With a change in pressure, weather-sensitive people experience disturbances in the work of the heart, heaviness in the chest, pain in the joints, and in case of digestive problems, flatulence and intestinal disorders are also observed. With a significant decrease in pressure, the lack of oxygen in the brain cells leads to headaches.

Also, changes in pressure can lead to mental disorders - people feel anxious, irritated, sleep restlessly or, in general, cannot sleep.

Statistics confirm that with sharp changes in atmospheric pressure, the number of offenses, accidents in transport and production increases. The influence of atmospheric pressure on arterial pressure is traced. In hypertensive patients, high atmospheric pressure can cause a hypertensive crisis with headache and nausea, despite the fact that clear sunny weather is set at this moment.

On the contrary, hypotensive patients react more sharply to a decrease in atmospheric pressure. The reduced concentration of oxygen in the atmosphere causes them circulatory disorders, migraines, shortness of breath, tachycardia and weakness.

Weather sensitivity can be the result of an unhealthy lifestyle. The following factors can lead to meteosensitivity or aggravate the degree of its manifestation:

  • low physical activity;
  • malnutrition with concomitant overweight;
  • stress and constant nervous tension;
  • bad state of the environment.

The elimination of these factors reduces the degree of meteosensitivity. Weather dependent people should:

  • include in the diet foods high in vitamin B6, magnesium and potassium (vegetables and fruits, honey, lactic acid products);
  • limit the consumption of meat, salty and fried foods, sweets and spices;
  • stop smoking and drinking alcohol;
  • increase physical activity, take walks in the fresh air;
  • streamline sleep, sleep at least 7-8 hours.

For normal atmospheric pressure, it is customary to take the air pressure at sea level at a latitude of 45 degrees at a temperature of 0 ° C. Under these ideal conditions, a column of air presses on each area with the same force as a column of mercury 760 mm high. This figure is an indicator of normal atmospheric pressure.

Atmospheric pressure depends on the height of the area above sea level. On a hill, the indicators may differ from ideal, but at the same time they will also be considered the norm.

Atmospheric pressure standards in different regions

As altitude increases, atmospheric pressure decreases. So, at an altitude of five kilometers, the pressure indicators will be approximately two times less than at the bottom.

Due to the location of Moscow on a hill, the pressure here is considered to be 747-748 mm of column. In St. Petersburg, normal pressure is 753-755 mmHg. This difference is explained by the fact that the city on the Neva is located lower than Moscow. In some areas of St. Petersburg, you can meet the ideal pressure rate of 760 mm Hg. For Vladivostok, the normal pressure is 761 mmHg. And in the mountains of Tibet - 413 mm of mercury.
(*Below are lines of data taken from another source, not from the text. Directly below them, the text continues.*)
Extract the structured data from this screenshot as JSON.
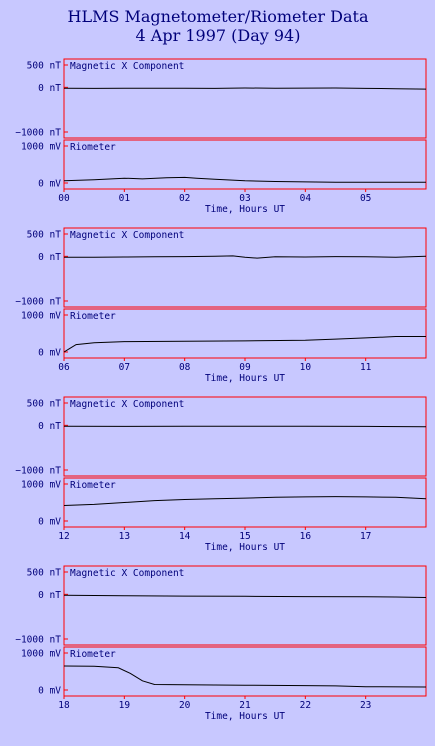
{
  "title": "HLMS Magnetometer/Riometer Data",
  "subtitle": "4 Apr 1997 (Day 94)",
  "colors": {
    "background": "#c8c8ff",
    "frame": "#ff0000",
    "text": "#00007a",
    "trace": "#000000"
  },
  "chart_data": [
    {
      "type": "line",
      "xlabel": "Time, Hours UT",
      "xlim": [
        0,
        6
      ],
      "x_ticks": [
        "00",
        "01",
        "02",
        "03",
        "04",
        "05"
      ],
      "panels": [
        {
          "label": "Magnetic X Component",
          "y_ticks": [
            "500 nT",
            "0 nT",
            "−1000 nT"
          ],
          "ylim": [
            -1000,
            500
          ],
          "series": [
            {
              "x": [
                0,
                0.5,
                1,
                1.5,
                2,
                2.5,
                3,
                3.5,
                4,
                4.5,
                5,
                5.5,
                6
              ],
              "y": [
                -20,
                -25,
                -20,
                -22,
                -20,
                -25,
                -15,
                -20,
                -18,
                -15,
                -25,
                -30,
                -40
              ]
            }
          ]
        },
        {
          "label": "Riometer",
          "y_ticks": [
            "1000 mV",
            "0 mV"
          ],
          "ylim": [
            0,
            1000
          ],
          "series": [
            {
              "x": [
                0,
                0.5,
                1,
                1.3,
                1.7,
                2,
                2.2,
                2.5,
                3,
                3.5,
                4,
                4.5,
                5,
                5.5,
                6
              ],
              "y": [
                60,
                90,
                130,
                110,
                140,
                150,
                130,
                100,
                60,
                40,
                30,
                20,
                20,
                20,
                20
              ]
            }
          ]
        }
      ]
    },
    {
      "type": "line",
      "xlabel": "Time, Hours UT",
      "xlim": [
        6,
        12
      ],
      "x_ticks": [
        "06",
        "07",
        "08",
        "09",
        "10",
        "11"
      ],
      "panels": [
        {
          "label": "Magnetic X Component",
          "y_ticks": [
            "500 nT",
            "0 nT",
            "−1000 nT"
          ],
          "ylim": [
            -1000,
            500
          ],
          "series": [
            {
              "x": [
                6,
                6.5,
                7,
                7.5,
                8,
                8.5,
                8.8,
                9,
                9.2,
                9.5,
                10,
                10.5,
                11,
                11.5,
                12
              ],
              "y": [
                -20,
                -20,
                -15,
                -10,
                -5,
                0,
                10,
                -20,
                -40,
                -10,
                -15,
                -5,
                -10,
                -20,
                0
              ]
            }
          ]
        },
        {
          "label": "Riometer",
          "y_ticks": [
            "1000 mV",
            "0 mV"
          ],
          "ylim": [
            0,
            1000
          ],
          "series": [
            {
              "x": [
                6,
                6.1,
                6.2,
                6.5,
                7,
                8,
                9,
                10,
                10.5,
                11,
                11.5,
                12
              ],
              "y": [
                0,
                100,
                200,
                250,
                280,
                290,
                300,
                320,
                350,
                380,
                420,
                420
              ]
            }
          ]
        }
      ]
    },
    {
      "type": "line",
      "xlabel": "Time, Hours UT",
      "xlim": [
        12,
        18
      ],
      "x_ticks": [
        "12",
        "13",
        "14",
        "15",
        "16",
        "17"
      ],
      "panels": [
        {
          "label": "Magnetic X Component",
          "y_ticks": [
            "500 nT",
            "0 nT",
            "−1000 nT"
          ],
          "ylim": [
            -1000,
            500
          ],
          "series": [
            {
              "x": [
                12,
                13,
                14,
                15,
                16,
                17,
                18
              ],
              "y": [
                -20,
                -25,
                -20,
                -20,
                -22,
                -25,
                -30
              ]
            }
          ]
        },
        {
          "label": "Riometer",
          "y_ticks": [
            "1000 mV",
            "0 mV"
          ],
          "ylim": [
            0,
            1000
          ],
          "series": [
            {
              "x": [
                12,
                12.5,
                13,
                13.5,
                14,
                14.5,
                15,
                15.5,
                16,
                16.5,
                17,
                17.5,
                18
              ],
              "y": [
                420,
                450,
                500,
                550,
                580,
                600,
                620,
                640,
                650,
                660,
                650,
                640,
                600
              ]
            }
          ]
        }
      ]
    },
    {
      "type": "line",
      "xlabel": "Time, Hours UT",
      "xlim": [
        18,
        24
      ],
      "x_ticks": [
        "18",
        "19",
        "20",
        "21",
        "22",
        "23"
      ],
      "panels": [
        {
          "label": "Magnetic X Component",
          "y_ticks": [
            "500 nT",
            "0 nT",
            "−1000 nT"
          ],
          "ylim": [
            -1000,
            500
          ],
          "series": [
            {
              "x": [
                18,
                19,
                20,
                21,
                22,
                23,
                23.5,
                24
              ],
              "y": [
                -20,
                -30,
                -40,
                -45,
                -50,
                -55,
                -60,
                -70
              ]
            }
          ]
        },
        {
          "label": "Riometer",
          "y_ticks": [
            "1000 mV",
            "0 mV"
          ],
          "ylim": [
            0,
            1000
          ],
          "series": [
            {
              "x": [
                18,
                18.5,
                18.9,
                19.1,
                19.3,
                19.5,
                20,
                21,
                22,
                22.5,
                23,
                24
              ],
              "y": [
                650,
                640,
                600,
                450,
                250,
                150,
                140,
                130,
                120,
                110,
                90,
                80
              ]
            }
          ]
        }
      ]
    }
  ]
}
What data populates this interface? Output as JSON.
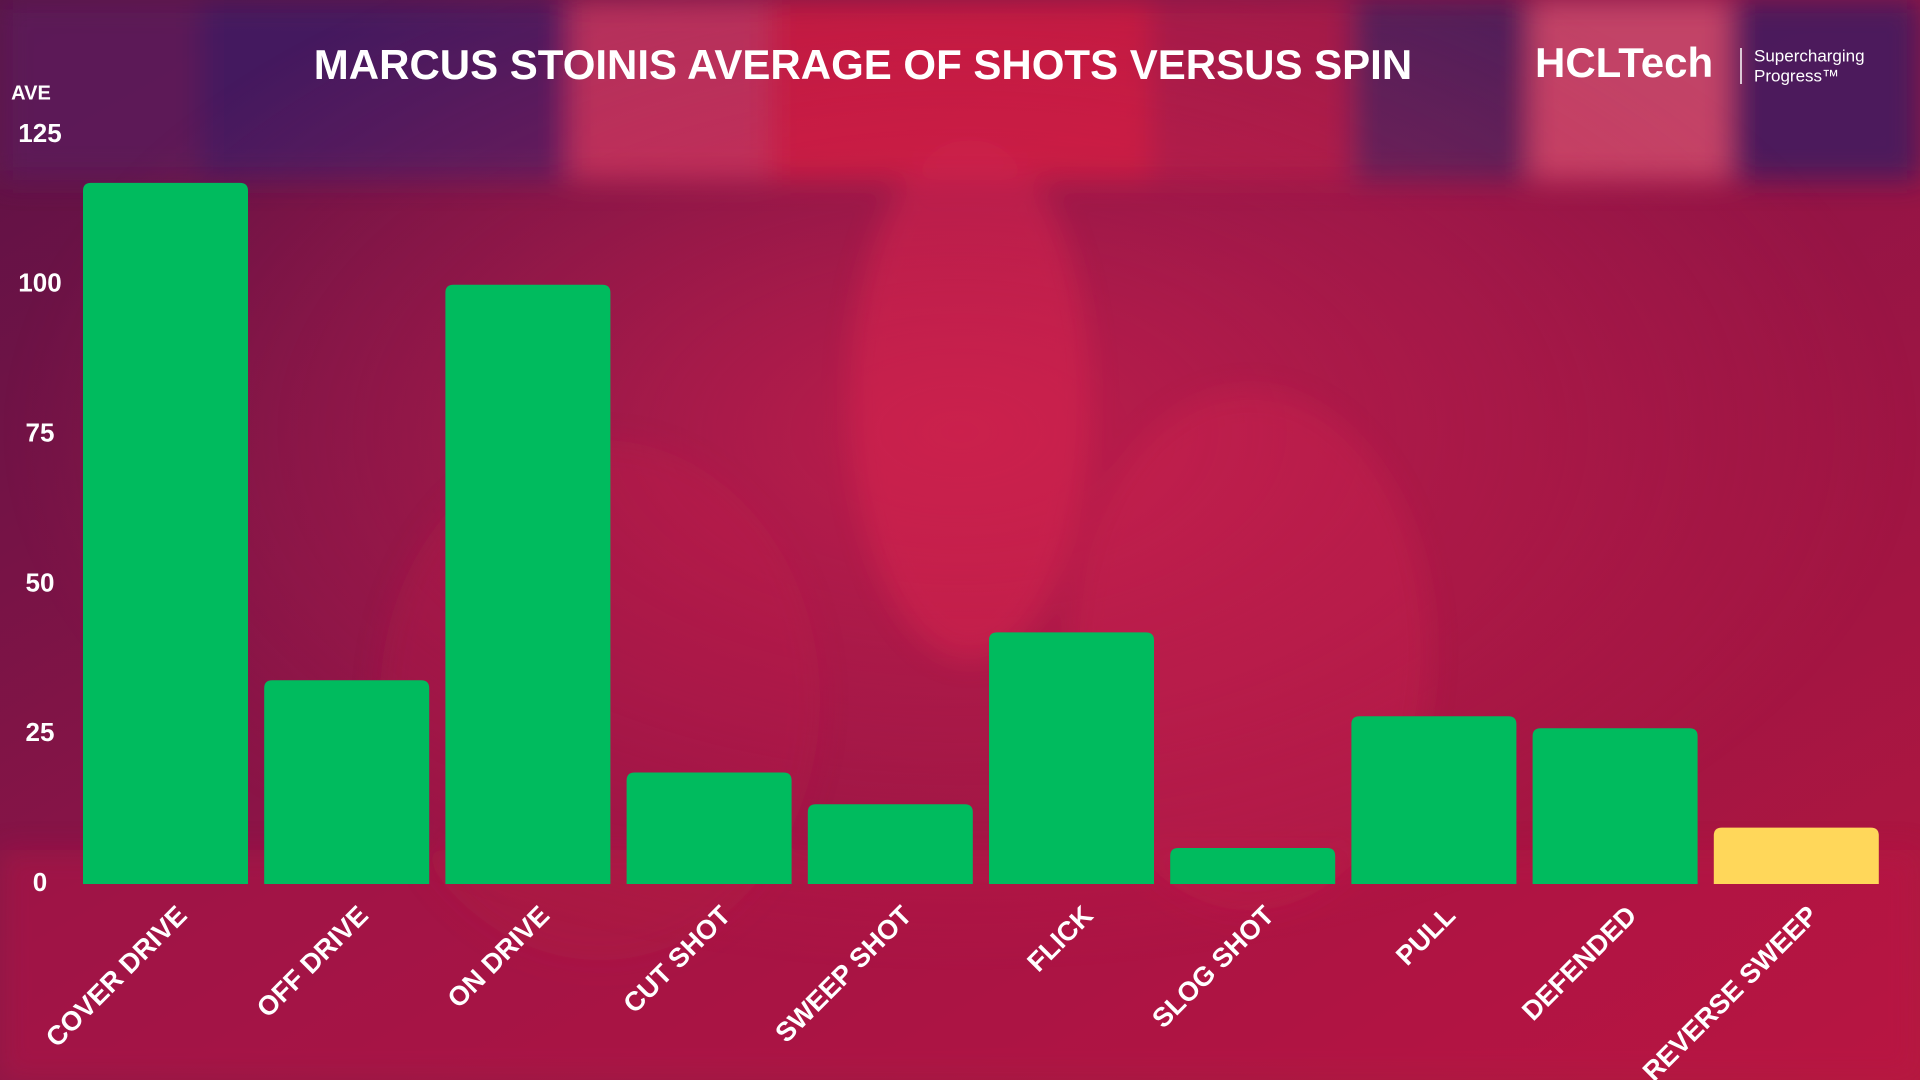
{
  "chart_data": {
    "type": "bar",
    "title": "MARCUS STOINIS AVERAGE OF SHOTS VERSUS SPIN",
    "y_label": "AVE",
    "categories": [
      "COVER DRIVE",
      "OFF DRIVE",
      "ON DRIVE",
      "CUT SHOT",
      "SWEEP SHOT",
      "FLICK",
      "SLOG SHOT",
      "PULL",
      "DEFENDED",
      "REVERSE SWEEP"
    ],
    "values": [
      117,
      34,
      100,
      18.6,
      13.3,
      42,
      6,
      28,
      26,
      9.4
    ],
    "colors": [
      "#00bb5e",
      "#00bb5e",
      "#00bb5e",
      "#00bb5e",
      "#00bb5e",
      "#00bb5e",
      "#00bb5e",
      "#00bb5e",
      "#00bb5e",
      "#ffd75a"
    ],
    "ylim": [
      0,
      125
    ],
    "yticks": [
      0,
      25,
      50,
      75,
      100,
      125
    ],
    "grid": false
  },
  "logo": {
    "brand": "HCLTech",
    "tagline": [
      "Supercharging",
      "Progress™"
    ]
  }
}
The effect of atmospheric pressure on people

A person gets used to everything. Even if the normal pressure is low compared to the ideal 760 mmHg, but is the norm for the area, people will.

A person's well-being is affected by a sharp fluctuation in atmospheric pressure, i.e. decrease or increase in pressure by at least 1 mmHg for three hours

With a decrease in pressure, there is a lack of oxygen in the human blood, hypoxia of the cells of the body develops, and the heartbeat quickens. Headaches appear. There are difficulties on the part respiratory system. Due to poor blood supply, a person may be disturbed by pain in the joints, numbness of the fingers.

An increase in pressure leads to an excess of oxygen in the blood and tissues of the body. The tone of blood vessels increases, which leads to their spasms. As a result, the blood circulation of the body is disturbed. There may be visual disturbances in the form of the appearance of "flies" before the eyes, dizziness, nausea. A sharp increase in pressure to large values ​​\u200b\u200bcan lead to rupture of the ear tympanic membrane.